3. Delivery and Acceptance
This clause outlines your responsibility to deliver a completed manuscript (and sometimes, if you’re the illustrator too, finished illustrations) by a certain date.
It also gives the publisher the right to accept your manuscript—or request changes—before moving forward.
Deadlines and editorial processes can vary, so it’s worth clarifying:
- What’s the exact deadline for delivery?
- How much editorial input will the publisher expect you to be open to?
- What happens if major changes are requested after delivery?
Understanding the expectations up front helps set the stage for a smooth working relationship.

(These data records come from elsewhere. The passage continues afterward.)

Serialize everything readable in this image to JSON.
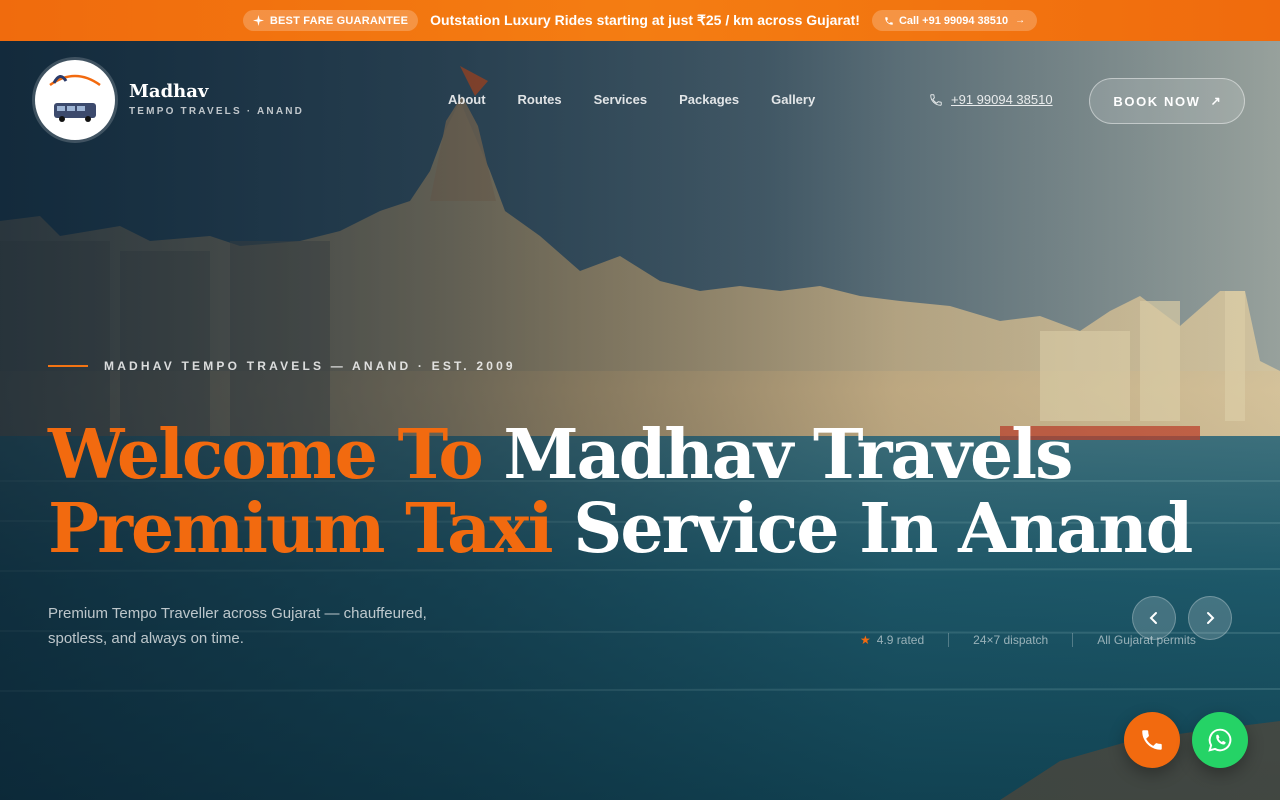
{
  "promo": {
    "badge": "BEST FARE GUARANTEE",
    "message": "Outstation Luxury Rides starting at just ₹25 / km across Gujarat!",
    "call_label": "Call +91 99094 38510",
    "call_arrow": "→"
  },
  "brand": {
    "name": "Madhav",
    "subtitle": "TEMPO TRAVELS · ANAND",
    "logo_text": "Madhav"
  },
  "nav": {
    "items": [
      "About",
      "Routes",
      "Services",
      "Packages",
      "Gallery"
    ]
  },
  "header": {
    "phone": "+91 99094 38510",
    "book_label": "BOOK NOW",
    "book_arrow": "↗"
  },
  "hero": {
    "eyebrow": "MADHAV TEMPO TRAVELS — ANAND · EST. 2009",
    "headline_line1_orange": "Welcome To ",
    "headline_line1_white": "Madhav Travels",
    "headline_line2_orange": "Premium Taxi ",
    "headline_line2_white": "Service In Anand",
    "subtext": "Premium Tempo Traveller across Gujarat — chauffeured, spotless, and always on time.",
    "stats": [
      "4.9 rated",
      "24×7 dispatch",
      "All Gujarat permits"
    ]
  },
  "icons": {
    "promo_badge": "sparkle-icon",
    "promo_call": "phone-icon",
    "header_phone": "phone-icon",
    "rating": "star-icon",
    "prev": "chevron-left-icon",
    "next": "chevron-right-icon",
    "fab_call": "phone-icon",
    "fab_whatsapp": "whatsapp-icon"
  },
  "colors": {
    "accent": "#f26a0f",
    "promo_bar": "#f47413",
    "whatsapp": "#25d366"
  }
}
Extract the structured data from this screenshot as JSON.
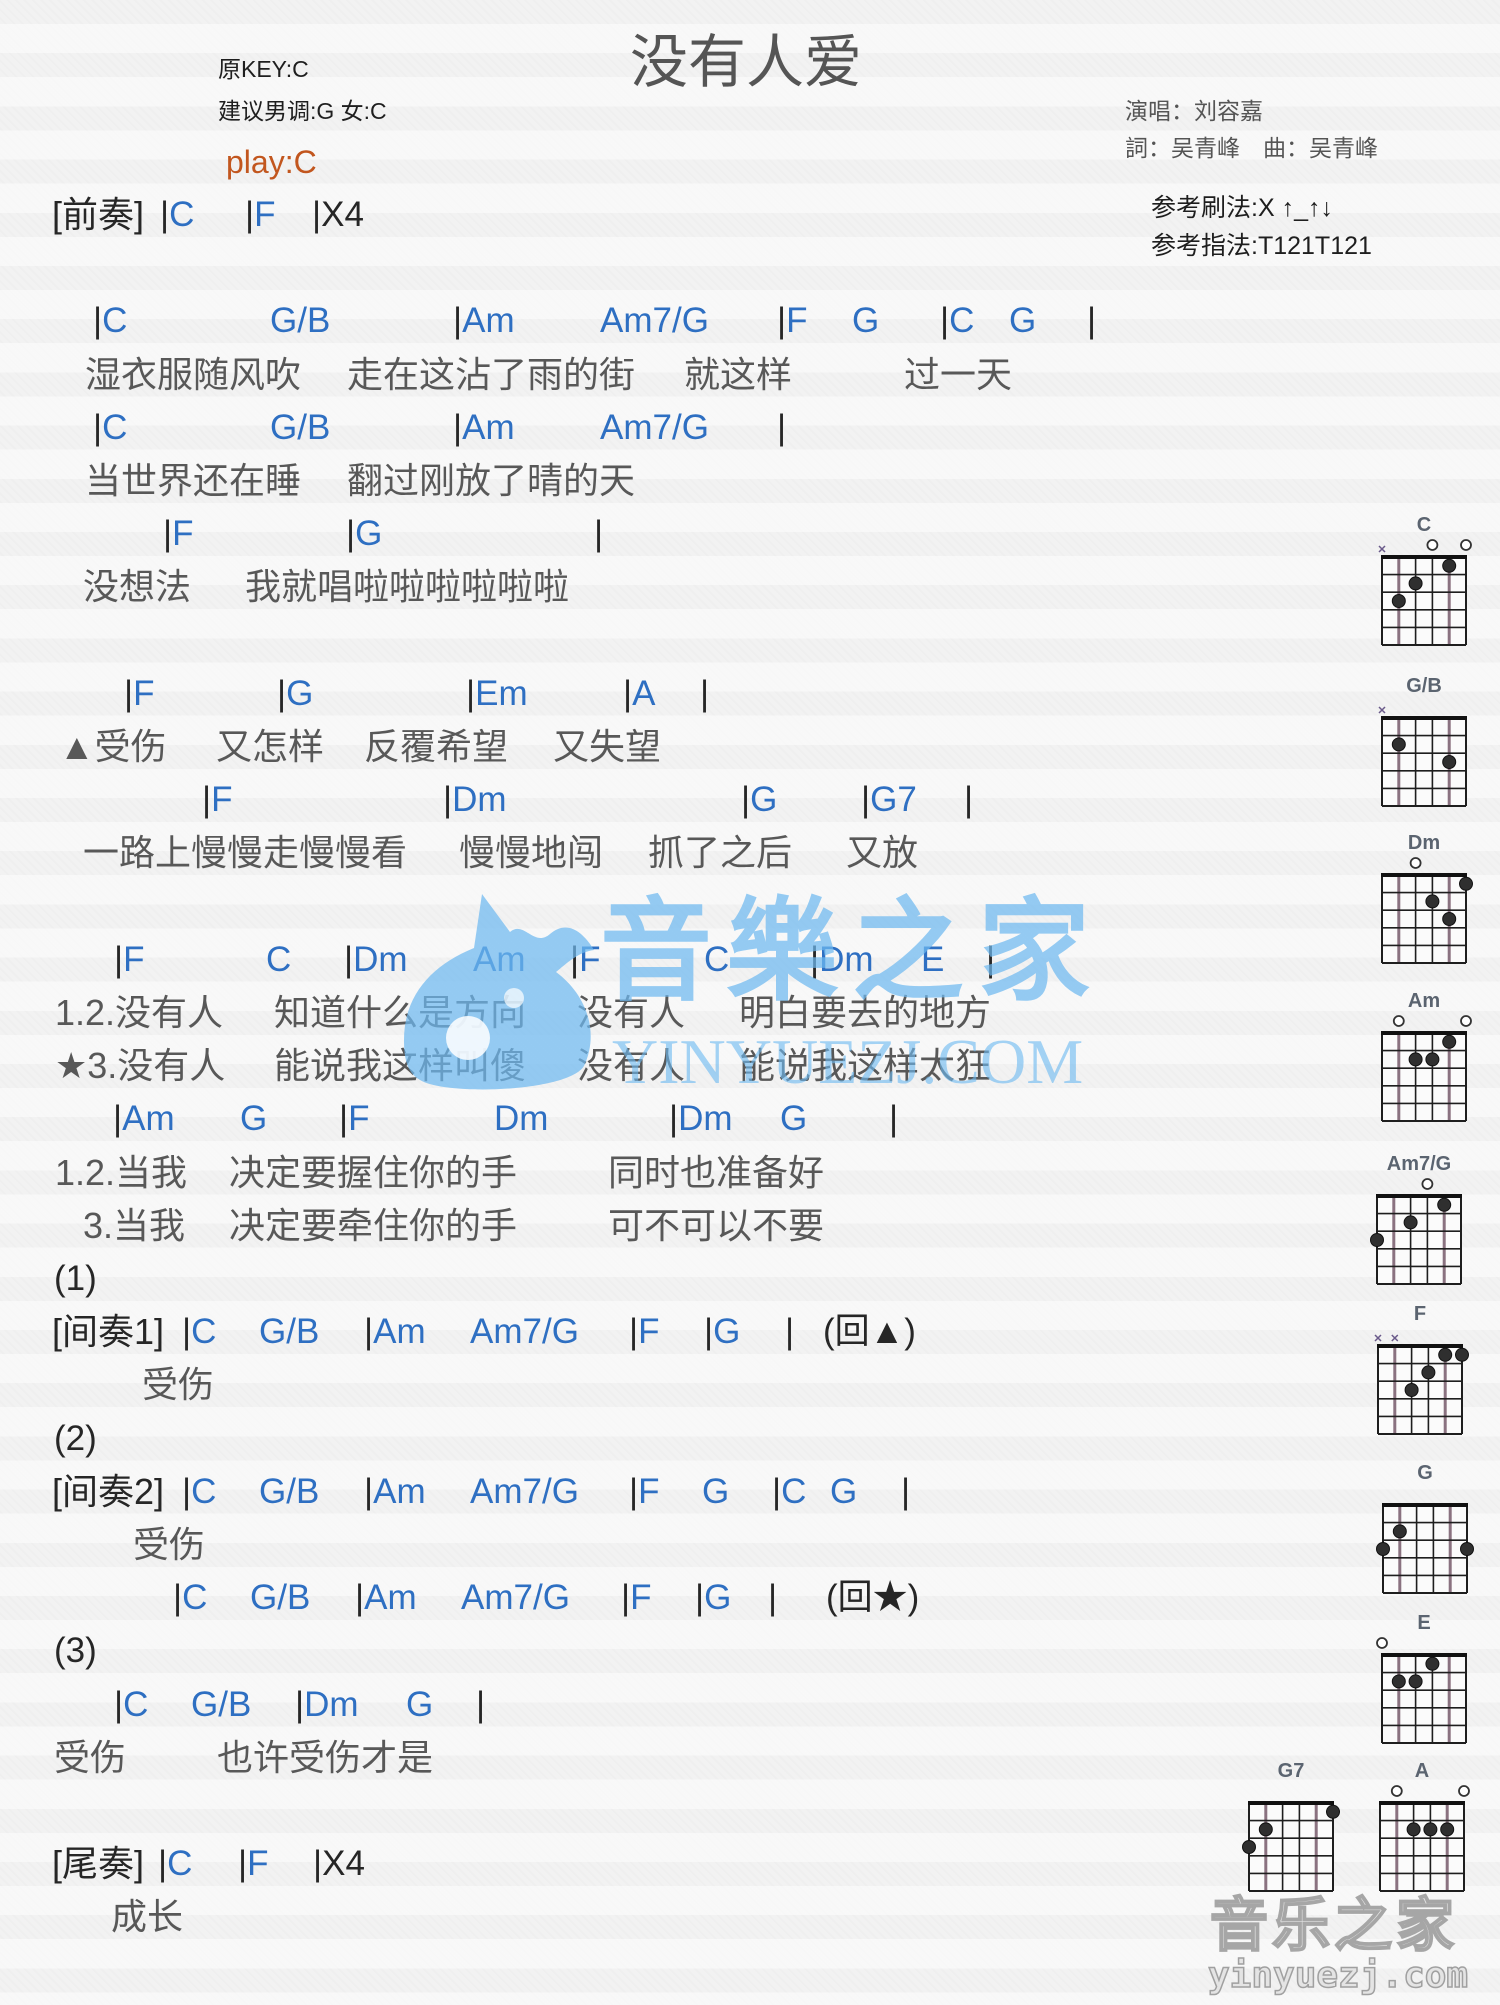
{
  "title": "没有人爱",
  "key_info": {
    "original_key": "原KEY:C",
    "suggested_key": "建议男调:G 女:C",
    "play_key": "play:C"
  },
  "credits": {
    "singer": "演唱：刘容嘉",
    "writers": "詞：吴青峰　曲：吴青峰"
  },
  "reference": {
    "strumming": "参考刷法:X ↑_↑↓",
    "fingerpicking": "参考指法:T121T121"
  },
  "symbols": {
    "bar": "|"
  },
  "colors": {
    "chord": "#2e6fc2",
    "lyric": "#585858",
    "symbol": "#262626",
    "title": "#555555",
    "play_key": "#c2561e",
    "watermark": "#78bdf0"
  },
  "intro": {
    "label": "[前奏]",
    "chords": [
      "C",
      "F"
    ],
    "repeat": "X4"
  },
  "verse": [
    {
      "chords": [
        "C",
        "G/B",
        "Am",
        "Am7/G",
        "F",
        "G",
        "C",
        "G"
      ],
      "lyrics": [
        "湿衣服随风吹",
        "走在这沾了雨的街",
        "就这样",
        "过一天"
      ]
    },
    {
      "chords": [
        "C",
        "G/B",
        "Am",
        "Am7/G"
      ],
      "lyrics": [
        "当世界还在睡",
        "翻过刚放了晴的天"
      ]
    },
    {
      "chords": [
        "F",
        "G"
      ],
      "lyrics": [
        "没想法",
        "我就唱啦啦啦啦啦啦"
      ]
    }
  ],
  "prechorus": [
    {
      "chords": [
        "F",
        "G",
        "Em",
        "A"
      ],
      "lyrics": [
        "▲受伤",
        "又怎样",
        "反覆希望",
        "又失望"
      ]
    },
    {
      "chords": [
        "F",
        "Dm",
        "G",
        "G7"
      ],
      "lyrics": [
        "一路上慢慢走慢慢看",
        "慢慢地闯",
        "抓了之后",
        "又放"
      ]
    }
  ],
  "chorus": [
    {
      "chords": [
        "F",
        "C",
        "Dm",
        "Am",
        "F",
        "C",
        "Dm",
        "E"
      ],
      "lyrics_a": [
        "1.2.没有人",
        "知道什么是方向",
        "没有人",
        "明白要去的地方"
      ],
      "lyrics_b": [
        "★3.没有人",
        "能说我这样叫傻",
        "没有人",
        "能说我这样太狂"
      ]
    },
    {
      "chords": [
        "Am",
        "G",
        "F",
        "Dm",
        "Dm",
        "G"
      ],
      "lyrics_a": [
        "1.2.当我",
        "决定要握住你的手",
        "同时也准备好"
      ],
      "lyrics_b": [
        "3.当我",
        "决定要牵住你的手",
        "可不可以不要"
      ]
    }
  ],
  "endings": [
    {
      "marker": "(1)",
      "label": "[间奏1]",
      "chords": [
        "C",
        "G/B",
        "Am",
        "Am7/G",
        "F",
        "G"
      ],
      "return": "(回▲)",
      "lyrics": [
        "受伤"
      ]
    },
    {
      "marker": "(2)",
      "label": "[间奏2]",
      "chords": [
        "C",
        "G/B",
        "Am",
        "Am7/G",
        "F",
        "G",
        "C",
        "G"
      ],
      "lyrics": [
        "受伤"
      ],
      "chords_repeat": [
        "C",
        "G/B",
        "Am",
        "Am7/G",
        "F",
        "G"
      ],
      "return": "(回★)"
    },
    {
      "marker": "(3)",
      "chords": [
        "C",
        "G/B",
        "Dm",
        "G"
      ],
      "lyrics": [
        "受伤",
        "也许受伤才是"
      ]
    }
  ],
  "outro": {
    "label": "[尾奏]",
    "chords": [
      "C",
      "F"
    ],
    "repeat": "X4",
    "lyrics": [
      "成长"
    ]
  },
  "chord_diagrams": [
    {
      "name": "C",
      "muted": [
        6
      ],
      "open": [
        3,
        1
      ],
      "dots": [
        {
          "string": 5,
          "fret": 3
        },
        {
          "string": 4,
          "fret": 2
        },
        {
          "string": 2,
          "fret": 1
        }
      ]
    },
    {
      "name": "G/B",
      "muted": [
        6
      ],
      "open": [],
      "dots": [
        {
          "string": 5,
          "fret": 2
        },
        {
          "string": 2,
          "fret": 3
        }
      ]
    },
    {
      "name": "Dm",
      "muted": [],
      "open": [
        4
      ],
      "dots": [
        {
          "string": 3,
          "fret": 2
        },
        {
          "string": 2,
          "fret": 3
        },
        {
          "string": 1,
          "fret": 1
        }
      ]
    },
    {
      "name": "Am",
      "muted": [],
      "open": [
        5,
        1
      ],
      "dots": [
        {
          "string": 4,
          "fret": 2
        },
        {
          "string": 3,
          "fret": 2
        },
        {
          "string": 2,
          "fret": 1
        }
      ]
    },
    {
      "name": "Am7/G",
      "muted": [],
      "open": [
        3
      ],
      "dots": [
        {
          "string": 6,
          "fret": 3
        },
        {
          "string": 4,
          "fret": 2
        },
        {
          "string": 2,
          "fret": 1
        }
      ]
    },
    {
      "name": "F",
      "muted": [
        6,
        5
      ],
      "open": [],
      "dots": [
        {
          "string": 4,
          "fret": 3
        },
        {
          "string": 3,
          "fret": 2
        },
        {
          "string": 2,
          "fret": 1
        },
        {
          "string": 1,
          "fret": 1
        }
      ]
    },
    {
      "name": "G",
      "muted": [],
      "open": [],
      "dots": [
        {
          "string": 6,
          "fret": 3
        },
        {
          "string": 5,
          "fret": 2
        },
        {
          "string": 1,
          "fret": 3
        }
      ]
    },
    {
      "name": "E",
      "muted": [],
      "open": [
        6
      ],
      "dots": [
        {
          "string": 5,
          "fret": 2
        },
        {
          "string": 4,
          "fret": 2
        },
        {
          "string": 3,
          "fret": 1
        }
      ]
    },
    {
      "name": "G7",
      "muted": [],
      "open": [],
      "dots": [
        {
          "string": 6,
          "fret": 3
        },
        {
          "string": 5,
          "fret": 2
        },
        {
          "string": 1,
          "fret": 1
        }
      ]
    },
    {
      "name": "A",
      "muted": [],
      "open": [
        5,
        1
      ],
      "dots": [
        {
          "string": 4,
          "fret": 2
        },
        {
          "string": 3,
          "fret": 2
        },
        {
          "string": 2,
          "fret": 2
        }
      ]
    }
  ],
  "watermarks": {
    "center_cn": "音樂之家",
    "center_en": "YINYUEZJ.COM",
    "corner_cn": "音乐之家",
    "corner_en": "yinyuezj.com"
  }
}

4. Author’s Warranties and Indemnities
This section sounds scary, but it’s standard. It requires you to warrant (promise) that:
- Your work is original
- It doesn’t infringe on any existing copyrights or trademarks
- You have the right to enter into the contract
Essentially, you’re promising that your manuscript is yours to sell—and agreeing to protect the publisher if any legal issues arise.
If you’re writing nonfiction, this becomes even more important, especially when dealing with quotes, interviews, or copyrighted material.
5. Rights Reversion
It’s easy to focus on the excitement of getting published—but think long-term too.
What happens if your book goes out of print? A good contract should include a rights reversion clause that allows you to reclaim your rights if the book is no longer selling and the publisher is no longer actively supporting it.
Make sure the threshold for “out of print” is clearly defined—ideally based on sales figures, not just availability.
6. Option and Non-Compete Clauses
Some publishers include an option clause, giving them the first right to consider your next book. Others may add a non-compete clause restricting you from publishing similar material elsewhere.
These clauses aren’t inherently bad, but they need to be reasonable. You want the flexibility to grow your career, so watch for language that could tie your hands too tightly.
You’ve worked hard to get here. Take the time to understand the fine print, ask questions, and advocate for yourself when necessary. And remember: You don’t have to navigate this alone. Agents, publishing lawyers, and experienced mentors are valuable resources. Publishing is a business—but it’s also a community, and there’s help available every step of the way.